A lesson in intelligent living from Rajesh Khanna’s superstardom

Learn to live Life ever-so-humbly, ever-grateful and ever-accepting!

Rajesh Khanna: Dec 29 1942 ~ Jul 18 2012
Picture Courtesy: Internet
A new book on India’s first superstar Rajesh Khanna – Dark Star – The Loneliness of Rajesh Khanna by Gautam Chintamani (Harper Collins, Page 242, Price: Rs.499/-) – “paints”, as Kaveree Bamzai reviews in the latest issue of India Today,  “a startling portrait of a star in terminal decline”. It is now, perhaps, common knowledge that Khanna’s attitude, all through his magical superstar years, 1969~1973, and afterward, had an arrogant ‘I-am-God’ quality to it. Whether it was his forever arriving late on sets, or his handing a half-finished cigarette to acclaimed writer Gulshan Nanda (who wrote ‘Kati Patang’ and ‘Daag’ , both Khanna hits, among others) while he went to complete a shot, or his making his displeasure known of his self-appointed rival by calling Amitabh Bachchan manhoos (unlucky), or his planning a party, the very night a film magazine denied him an award, to teach ‘them’ a lesson (until they come to him begging him to attend their event), or his refusing to visit a local district collector’s residence despite long-time friend and director Shakti Samanta’s insistence – all these and more made Khanna the complete snob, the one who played tantrums with anyone and everyone – taking his stardom to be permanent and himself to be invincible. But Chintamani’s book brilliantly chronicles Khanna’s fall from grace, from the limelight to the darkness of his Carter Road home, Aashirwad, and Khanna’s slipping into his all-night drinking binges, during one of which he is reported to have gone up to the terrace, and while it rained heavily, he is believed to have asked a menacingly dark sky, “Why me?”. The reference of that loaded question was, obviously, to Khanna’s losing out to the Bachchan era, his falling out with the writer-duo of Salim-Javed whom he had helped with an independent writing credit for his hit movie Haathi Mere Saathi (1971), his being dropped from Yash Chopra’s list of “must-have” stars and him being replaced by Shashi Kapoor in Raj Kapoor’s Satyam Shivam Sundaram (1978).

Now, who was responsible for Khanna’s superstardom falling apart? Who was responsible for everything that he touched, in the second half of his Life, turning to dust – from films to relationships to politics? So much so, as Chintamani reveals in his book, he once had to trade his imported car for a Maruti 800 and had to switch to smoking Gold Flake from 555. While it may be argued that time and events conspire to plot our destinies, I also believe that being humble is a responsibility that all of us must be both aware of and fulfill. Be humble to know that everything happens through you and not because of you. This means, if you are a star today, the first duty you have is to the industry and the audience that made you one. Be responsible and humble towards them. Treat your work with respect and treat your colleagues as human beings. I guess Khanna lacked this perspective. And when things go wrong, as they often will, and you fall, have the wisdom and humility to accept that what goes up comes down. So, when you are down, don’t grieve. Don’t wallow in self-pity. Just treat it as a phase in Life that you can learn faith and patience from. I guess Khanna lacked this perspective too.

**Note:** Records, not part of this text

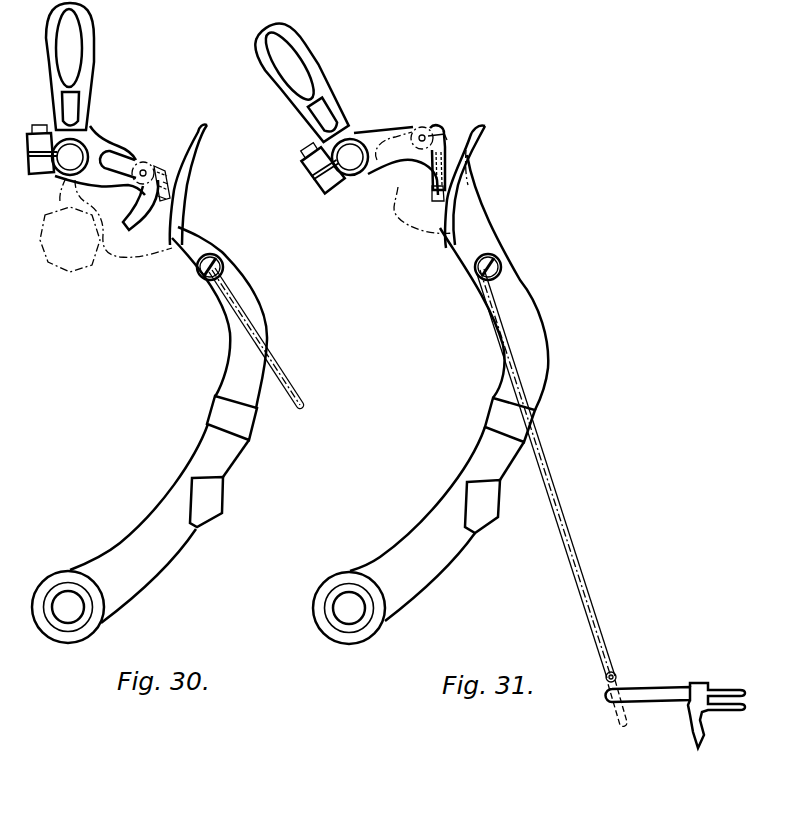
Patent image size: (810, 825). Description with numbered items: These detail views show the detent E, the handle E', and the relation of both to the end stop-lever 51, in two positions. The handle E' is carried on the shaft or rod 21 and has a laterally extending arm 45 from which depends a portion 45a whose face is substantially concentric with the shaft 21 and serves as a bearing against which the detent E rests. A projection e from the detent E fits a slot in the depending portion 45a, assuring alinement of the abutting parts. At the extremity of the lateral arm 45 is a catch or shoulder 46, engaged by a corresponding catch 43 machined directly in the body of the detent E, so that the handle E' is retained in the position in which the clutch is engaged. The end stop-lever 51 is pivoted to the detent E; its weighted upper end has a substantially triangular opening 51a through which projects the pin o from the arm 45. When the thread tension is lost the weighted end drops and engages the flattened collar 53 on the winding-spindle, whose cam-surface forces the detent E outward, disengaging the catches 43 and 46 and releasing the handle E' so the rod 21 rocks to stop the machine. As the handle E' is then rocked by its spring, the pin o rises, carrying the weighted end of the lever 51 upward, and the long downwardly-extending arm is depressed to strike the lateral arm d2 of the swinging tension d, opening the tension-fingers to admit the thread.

In FIG. 30, the handle E' is at (91, 66).
In FIG. 31, the handle E' is at (304, 81).
In FIG. 30, the shaft or rod 21 is at (57, 150).
In FIG. 31, the shaft or rod 21 is at (336, 157).
In FIG. 30, the lateral arm 45 is at (108, 160).
In FIG. 31, the lateral arm 45 is at (426, 125).
In FIG. 30, the triangular opening 51a is at (147, 169).
In FIG. 31, the triangular opening 51a is at (438, 133).
In FIG. 30, the pin o is at (150, 170).
In FIG. 31, the pin o is at (418, 130).
In FIG. 30, the catch 43 is at (168, 173).
In FIG. 31, the catch 43 is at (445, 175).
In FIG. 30, the catch or shoulder 46 is at (165, 182).
In FIG. 31, the catch or shoulder 46 is at (442, 130).
In FIG. 30, the projection e is at (163, 198).
In FIG. 31, the projection e is at (441, 200).
In FIG. 30, the depending portion 45a is at (134, 232).
In FIG. 31, the depending portion 45a is at (437, 193).
In FIG. 30, the collar 53 is at (78, 265).
In FIG. 30, the end stop-lever 51 is at (289, 372).
In FIG. 31, the end stop-lever 51 is at (553, 470).
In FIG. 30, the detent E is at (149, 435).
In FIG. 31, the detent E is at (430, 399).
In FIG. 31, the swinging tension d is at (738, 689).
In FIG. 31, the lateral arm d2 is at (663, 698).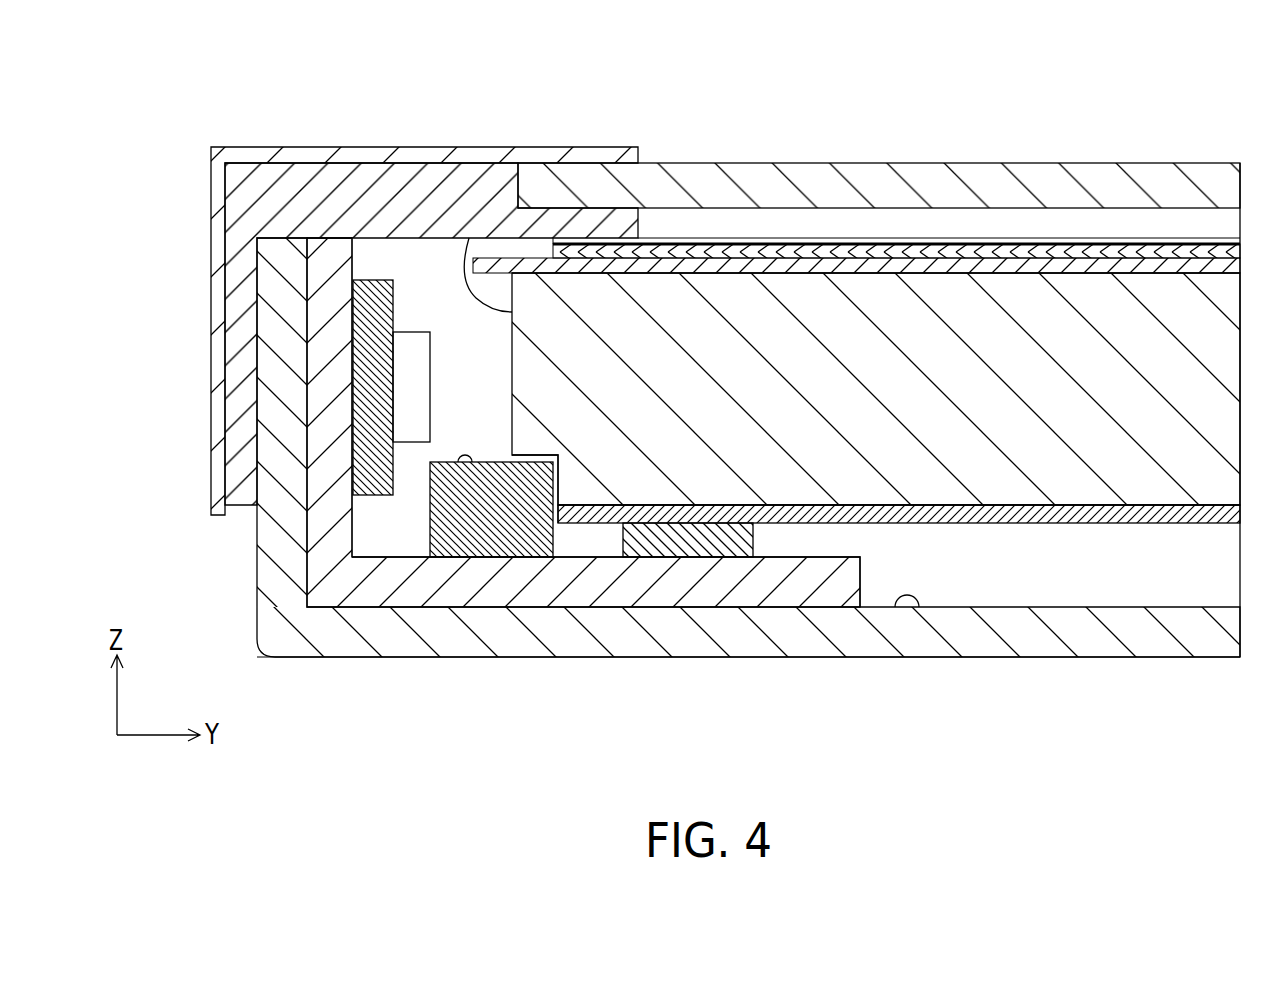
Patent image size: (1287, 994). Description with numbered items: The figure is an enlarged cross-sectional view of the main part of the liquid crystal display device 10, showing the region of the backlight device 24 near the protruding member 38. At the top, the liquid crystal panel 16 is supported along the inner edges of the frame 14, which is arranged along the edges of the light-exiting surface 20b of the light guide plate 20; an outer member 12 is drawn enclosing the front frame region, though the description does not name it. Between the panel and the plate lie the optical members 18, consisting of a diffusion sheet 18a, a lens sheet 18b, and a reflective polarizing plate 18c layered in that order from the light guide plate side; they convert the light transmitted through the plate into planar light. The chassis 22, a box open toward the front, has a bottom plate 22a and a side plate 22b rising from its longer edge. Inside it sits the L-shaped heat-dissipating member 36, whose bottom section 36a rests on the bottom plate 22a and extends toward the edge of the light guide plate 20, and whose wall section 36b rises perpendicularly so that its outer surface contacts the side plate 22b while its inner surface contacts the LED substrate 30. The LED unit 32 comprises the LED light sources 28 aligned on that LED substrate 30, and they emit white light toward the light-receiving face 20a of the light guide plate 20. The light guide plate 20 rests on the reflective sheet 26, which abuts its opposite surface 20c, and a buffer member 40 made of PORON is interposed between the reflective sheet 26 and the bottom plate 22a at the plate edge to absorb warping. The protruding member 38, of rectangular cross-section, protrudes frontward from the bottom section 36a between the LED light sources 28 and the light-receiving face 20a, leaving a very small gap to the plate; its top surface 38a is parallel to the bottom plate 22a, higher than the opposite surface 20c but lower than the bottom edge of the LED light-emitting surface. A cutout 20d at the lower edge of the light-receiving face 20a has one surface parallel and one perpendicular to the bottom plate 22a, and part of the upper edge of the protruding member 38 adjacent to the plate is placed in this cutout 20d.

The liquid crystal display device 10 is at (801, 105).
The front frame 12 is at (250, 160).
The frame 14 is at (305, 163).
The liquid crystal panel 16 is at (695, 190).
The optical members 18 is at (1105, 113).
The diffusion sheet 18a is at (953, 262).
The lens sheet 18b is at (1012, 250).
The reflective polarizing plate 18c is at (1065, 240).
The light guide plate 20 is at (1057, 467).
The light-receiving face 20a is at (469, 238).
The light-exiting surface 20b is at (863, 270).
The opposite surface 20c is at (1100, 507).
The cutout 20d is at (557, 487).
The chassis 22 is at (689, 486).
The bottom plate 22a is at (920, 610).
The side plate 22b is at (283, 360).
The backlight device 24 is at (810, 685).
The reflective sheet 26 is at (985, 507).
The LED light source 28 is at (412, 413).
The LED substrate 30 is at (370, 475).
The LED unit 32 is at (415, 721).
The heat-dissipating member 36 is at (330, 545).
The bottom section 36a is at (617, 580).
The wall section 36b is at (330, 433).
The protruding member 38 is at (503, 513).
The top surface 38a is at (456, 462).
The buffer member 40 is at (682, 545).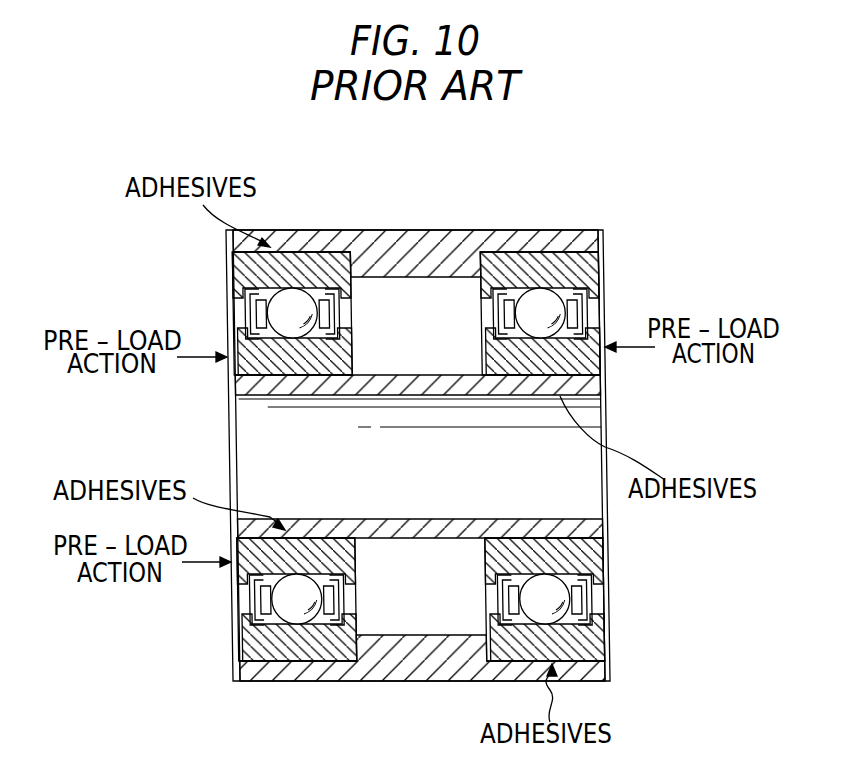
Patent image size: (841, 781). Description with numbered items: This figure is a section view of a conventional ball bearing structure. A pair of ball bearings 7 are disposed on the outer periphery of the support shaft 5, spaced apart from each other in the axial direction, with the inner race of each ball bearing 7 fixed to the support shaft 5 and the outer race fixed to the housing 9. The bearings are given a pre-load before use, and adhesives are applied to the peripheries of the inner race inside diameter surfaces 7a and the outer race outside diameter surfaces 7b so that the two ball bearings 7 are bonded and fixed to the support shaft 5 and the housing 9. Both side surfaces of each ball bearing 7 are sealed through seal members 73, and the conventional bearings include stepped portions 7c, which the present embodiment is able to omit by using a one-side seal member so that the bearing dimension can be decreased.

The ball bearing 7 is at (412, 447).
The housing 9 is at (592, 230).
The support shaft 5 is at (605, 378).
The inner race inside diameter surface 7a is at (545, 394).
The outer race outside diameter surface 7b is at (543, 262).
The stepped portion 7c is at (513, 340).
The seal member 73 is at (243, 313).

But let’s not forget that there’s a Khanna in each of us. At various times, in varying degrees, each of us does get carried away by our success or gets snowed under when we fail at something. We must all realize that the nature of Life is cyclical. Each dark night will be interrupted by a brilliant dawn. And each day will dissolve into darkness. To imagine that we are consigned to a lifetime of darkness, whenever things don’t go “our” way, or to believe that we will be blessed with sunshine for eternity, when everything’s going per “our” plan,  is immature to say the least. The best way to live Life is to live ever-so-humbly for what you have managed to achieve, ever-grateful for what you have and ever-accepting of what you don’t have or don’t get. This is the one lesson I will take away from Rajesh Khanna’s Life – a lesson that he, unfortunately, failed to learn himself, until perhaps in the last couple of years of his Life!